Century of progress

In 1707, the Act of Union was passed. Under this agreement, the Scottish parliament was dissolved and some of its members joined the English and Welsh parliament in London and the former two kingdoms became one ´United Kingdom of Great Britain´. However, Scotland retained its own system of law, more similar to continental European system and it does so to this day.

Britain was governed under a mixed constitution, achieved through the Glorious Revolution of 1689. The monarch ruled in conjunction with the two houses of parliament. All three parties were closely involved in political decisions.

Within Parliament, two opponent groups were formed. One group, the Whigs, were the political descendants of the parliamentarians. They supported the Protestant values of hard work and thrift. The other group, the Tories, had a greater respect for the idea of the monarchy and the importance of the Anglican Church. This was the beginning of the party system in Britain.

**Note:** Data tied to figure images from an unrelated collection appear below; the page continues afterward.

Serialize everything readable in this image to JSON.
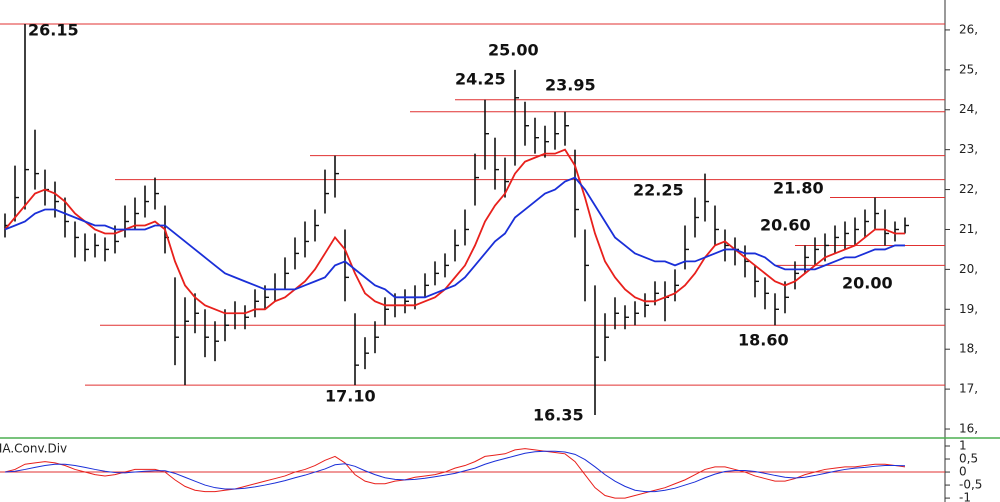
{
  "chart_data": [
    {
      "type": "ohlc",
      "high": [
        21.4,
        22.6,
        26.15,
        23.5,
        22.5,
        22.2,
        21.8,
        21.2,
        20.9,
        20.9,
        20.8,
        21.1,
        21.6,
        21.8,
        22.1,
        22.3,
        21.6,
        19.8,
        19.3,
        19.4,
        19.0,
        18.7,
        19.0,
        19.2,
        19.1,
        19.5,
        19.6,
        19.9,
        20.3,
        20.8,
        21.2,
        21.5,
        22.5,
        22.85,
        21.0,
        18.9,
        18.3,
        18.7,
        19.3,
        19.4,
        19.5,
        19.6,
        19.9,
        20.2,
        20.4,
        21.0,
        21.5,
        22.9,
        24.25,
        23.3,
        22.8,
        25.0,
        24.2,
        23.8,
        23.6,
        23.95,
        23.95,
        23.0,
        21.0,
        19.6,
        18.9,
        19.3,
        19.1,
        19.2,
        19.4,
        19.7,
        19.7,
        20.0,
        21.1,
        21.8,
        22.4,
        21.6,
        21.0,
        20.8,
        20.6,
        20.1,
        19.8,
        19.4,
        19.7,
        20.2,
        20.6,
        20.8,
        20.9,
        21.1,
        21.2,
        21.3,
        21.5,
        21.8,
        21.5,
        21.2,
        21.3
      ],
      "low": [
        20.8,
        21.2,
        21.5,
        22.0,
        21.6,
        21.3,
        20.8,
        20.3,
        20.2,
        20.3,
        20.2,
        20.4,
        20.8,
        21.0,
        21.3,
        21.5,
        20.4,
        17.6,
        17.1,
        18.4,
        17.8,
        17.7,
        18.2,
        18.5,
        18.5,
        18.8,
        19.0,
        19.2,
        19.5,
        20.0,
        20.3,
        20.7,
        21.4,
        21.8,
        19.2,
        17.1,
        17.5,
        17.9,
        18.6,
        18.8,
        18.9,
        19.0,
        19.3,
        19.6,
        19.8,
        20.2,
        20.6,
        21.6,
        22.5,
        22.0,
        21.8,
        22.6,
        23.1,
        22.9,
        22.8,
        23.0,
        23.1,
        20.8,
        19.2,
        16.35,
        17.7,
        18.5,
        18.5,
        18.6,
        18.8,
        19.1,
        18.7,
        19.2,
        20.0,
        20.8,
        21.2,
        20.6,
        20.2,
        20.1,
        19.8,
        19.3,
        19.0,
        18.6,
        18.9,
        19.5,
        19.9,
        20.1,
        20.2,
        20.4,
        20.5,
        20.6,
        20.8,
        21.0,
        20.6,
        20.7,
        20.9
      ],
      "close": [
        21.1,
        21.8,
        22.5,
        22.4,
        22.0,
        21.7,
        21.2,
        20.8,
        20.5,
        20.6,
        20.5,
        20.7,
        21.2,
        21.4,
        21.7,
        21.9,
        20.8,
        18.3,
        18.7,
        18.9,
        18.3,
        18.2,
        18.6,
        18.9,
        18.8,
        19.2,
        19.3,
        19.5,
        19.9,
        20.4,
        20.7,
        21.1,
        21.9,
        22.4,
        19.8,
        17.6,
        17.9,
        18.3,
        19.0,
        19.1,
        19.2,
        19.3,
        19.6,
        19.9,
        20.1,
        20.6,
        21.0,
        22.3,
        23.4,
        22.5,
        22.2,
        24.3,
        23.6,
        23.3,
        23.2,
        23.4,
        23.6,
        21.5,
        20.1,
        17.8,
        18.3,
        18.9,
        18.8,
        18.9,
        19.1,
        19.4,
        19.3,
        19.6,
        20.5,
        21.3,
        21.7,
        21.0,
        20.6,
        20.5,
        20.2,
        19.7,
        19.4,
        19.0,
        19.3,
        19.9,
        20.3,
        20.5,
        20.6,
        20.8,
        20.9,
        21.0,
        21.2,
        21.4,
        20.9,
        21.0,
        21.1
      ],
      "bar_color": "#111111",
      "series": [
        {
          "color": "#e8201c",
          "values": [
            21.0,
            21.3,
            21.6,
            21.9,
            22.0,
            21.9,
            21.7,
            21.4,
            21.2,
            21.0,
            20.9,
            20.9,
            21.0,
            21.1,
            21.1,
            21.2,
            21.0,
            20.2,
            19.6,
            19.3,
            19.1,
            19.0,
            18.9,
            18.9,
            18.9,
            19.0,
            19.0,
            19.2,
            19.3,
            19.5,
            19.7,
            20.0,
            20.4,
            20.8,
            20.5,
            19.9,
            19.4,
            19.2,
            19.1,
            19.1,
            19.1,
            19.1,
            19.2,
            19.3,
            19.5,
            19.8,
            20.1,
            20.6,
            21.2,
            21.6,
            21.9,
            22.4,
            22.7,
            22.8,
            22.9,
            22.9,
            23.0,
            22.6,
            21.8,
            20.9,
            20.2,
            19.8,
            19.5,
            19.3,
            19.2,
            19.2,
            19.3,
            19.4,
            19.6,
            19.9,
            20.3,
            20.6,
            20.7,
            20.5,
            20.3,
            20.1,
            19.9,
            19.7,
            19.6,
            19.7,
            19.9,
            20.1,
            20.3,
            20.4,
            20.5,
            20.6,
            20.8,
            21.0,
            21.0,
            20.9,
            20.9
          ]
        },
        {
          "color": "#1a2fd8",
          "values": [
            21.0,
            21.1,
            21.2,
            21.4,
            21.5,
            21.5,
            21.4,
            21.3,
            21.2,
            21.1,
            21.1,
            21.0,
            21.0,
            21.0,
            21.0,
            21.1,
            21.1,
            20.9,
            20.7,
            20.5,
            20.3,
            20.1,
            19.9,
            19.8,
            19.7,
            19.6,
            19.5,
            19.5,
            19.5,
            19.5,
            19.6,
            19.7,
            19.8,
            20.1,
            20.2,
            20.0,
            19.8,
            19.6,
            19.5,
            19.3,
            19.3,
            19.3,
            19.3,
            19.4,
            19.5,
            19.6,
            19.8,
            20.1,
            20.4,
            20.7,
            20.9,
            21.3,
            21.5,
            21.7,
            21.9,
            22.0,
            22.2,
            22.3,
            22.0,
            21.6,
            21.2,
            20.8,
            20.6,
            20.4,
            20.3,
            20.2,
            20.2,
            20.1,
            20.2,
            20.2,
            20.3,
            20.4,
            20.5,
            20.5,
            20.4,
            20.4,
            20.3,
            20.1,
            20.0,
            20.0,
            20.0,
            20.0,
            20.1,
            20.2,
            20.3,
            20.3,
            20.4,
            20.5,
            20.5,
            20.6,
            20.6
          ]
        }
      ],
      "levels": [
        26.15,
        24.25,
        23.95,
        22.85,
        22.25,
        21.8,
        20.6,
        20.1,
        18.6,
        17.1
      ],
      "level_color": "#e03030",
      "annotations": [
        "26.15",
        "25.00",
        "24.25",
        "23.95",
        "22.25",
        "21.80",
        "20.60",
        "20.00",
        "18.60",
        "17.10",
        "16.35"
      ],
      "ylim": [
        15.8,
        26.75
      ],
      "yticks": [
        {
          "value": 16,
          "label": "16,"
        },
        {
          "value": 17,
          "label": "17,"
        },
        {
          "value": 18,
          "label": "18,"
        },
        {
          "value": 19,
          "label": "19,"
        },
        {
          "value": 20,
          "label": "20,"
        },
        {
          "value": 21,
          "label": "21,"
        },
        {
          "value": 22,
          "label": "22,"
        },
        {
          "value": 23,
          "label": "23,"
        },
        {
          "value": 24,
          "label": "24,"
        },
        {
          "value": 25,
          "label": "25,"
        },
        {
          "value": 26,
          "label": "26,"
        }
      ]
    },
    {
      "type": "line",
      "title": "MA.Conv.Div",
      "series": [
        {
          "color": "#e8201c",
          "values": [
            0,
            0.1,
            0.3,
            0.35,
            0.4,
            0.35,
            0.25,
            0.1,
            0,
            -0.1,
            -0.15,
            -0.1,
            0,
            0.1,
            0.1,
            0.1,
            0,
            -0.3,
            -0.55,
            -0.7,
            -0.75,
            -0.75,
            -0.7,
            -0.65,
            -0.55,
            -0.45,
            -0.35,
            -0.25,
            -0.15,
            0,
            0.1,
            0.25,
            0.45,
            0.6,
            0.35,
            -0.1,
            -0.35,
            -0.45,
            -0.45,
            -0.35,
            -0.3,
            -0.2,
            -0.15,
            -0.1,
            0,
            0.15,
            0.25,
            0.4,
            0.6,
            0.65,
            0.7,
            0.85,
            0.9,
            0.85,
            0.8,
            0.75,
            0.7,
            0.4,
            -0.1,
            -0.6,
            -0.9,
            -1.0,
            -1.0,
            -0.9,
            -0.8,
            -0.7,
            -0.6,
            -0.45,
            -0.3,
            -0.1,
            0.1,
            0.2,
            0.2,
            0.1,
            0,
            -0.15,
            -0.25,
            -0.35,
            -0.35,
            -0.25,
            -0.1,
            0,
            0.1,
            0.15,
            0.2,
            0.2,
            0.25,
            0.3,
            0.3,
            0.25,
            0.2
          ]
        },
        {
          "color": "#1a2fd8",
          "values": [
            0,
            0.03,
            0.1,
            0.18,
            0.25,
            0.3,
            0.3,
            0.25,
            0.18,
            0.1,
            0.03,
            -0.02,
            -0.03,
            0,
            0.03,
            0.05,
            0.05,
            -0.05,
            -0.2,
            -0.35,
            -0.5,
            -0.6,
            -0.65,
            -0.65,
            -0.62,
            -0.57,
            -0.5,
            -0.42,
            -0.33,
            -0.22,
            -0.12,
            0,
            0.12,
            0.28,
            0.32,
            0.22,
            0.05,
            -0.1,
            -0.22,
            -0.28,
            -0.3,
            -0.28,
            -0.24,
            -0.18,
            -0.12,
            -0.05,
            0.05,
            0.15,
            0.3,
            0.42,
            0.52,
            0.62,
            0.72,
            0.78,
            0.8,
            0.8,
            0.77,
            0.68,
            0.48,
            0.2,
            -0.1,
            -0.35,
            -0.55,
            -0.7,
            -0.75,
            -0.75,
            -0.7,
            -0.62,
            -0.5,
            -0.38,
            -0.22,
            -0.08,
            0.02,
            0.06,
            0.06,
            0.02,
            -0.05,
            -0.13,
            -0.2,
            -0.23,
            -0.2,
            -0.13,
            -0.05,
            0.03,
            0.1,
            0.15,
            0.18,
            0.22,
            0.25,
            0.25,
            0.24
          ]
        }
      ],
      "levels": [
        0
      ],
      "level_color": "#e03030",
      "ylim": [
        -1.15,
        1.23
      ],
      "yticks": [
        {
          "value": 1,
          "label": "1"
        },
        {
          "value": 0.5,
          "label": "0,5"
        },
        0,
        {
          "value": -0.5,
          "label": "-0,5"
        },
        {
          "value": -1,
          "label": "-1"
        }
      ]
    }
  ]
}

The monarchs of the eighteenth century were Hanoverian Germans with interests on the European continent. The first of them, George I, Elector of Hanover, became king in accordance with the Act of Settlement, 1702. The act stipulated that, after the death of the childless Queen Anne (the last legitimate Stuart monarch) the British monarchy should be Protestant and Hanoverian. George could not even speak English. Perhaps this situation encouraged the habit whereby the monarch appointed one principal, or prime, minister from the ranks of Parliament to head his government. It was also during this century that the system of an annual budget drawn up by the monarch´s Treasury officials for the approval of Parliament was established.

During the Hanoverian era, Britain experienced considerable demographic growth, the birth of an industrial economy, and extensive social change.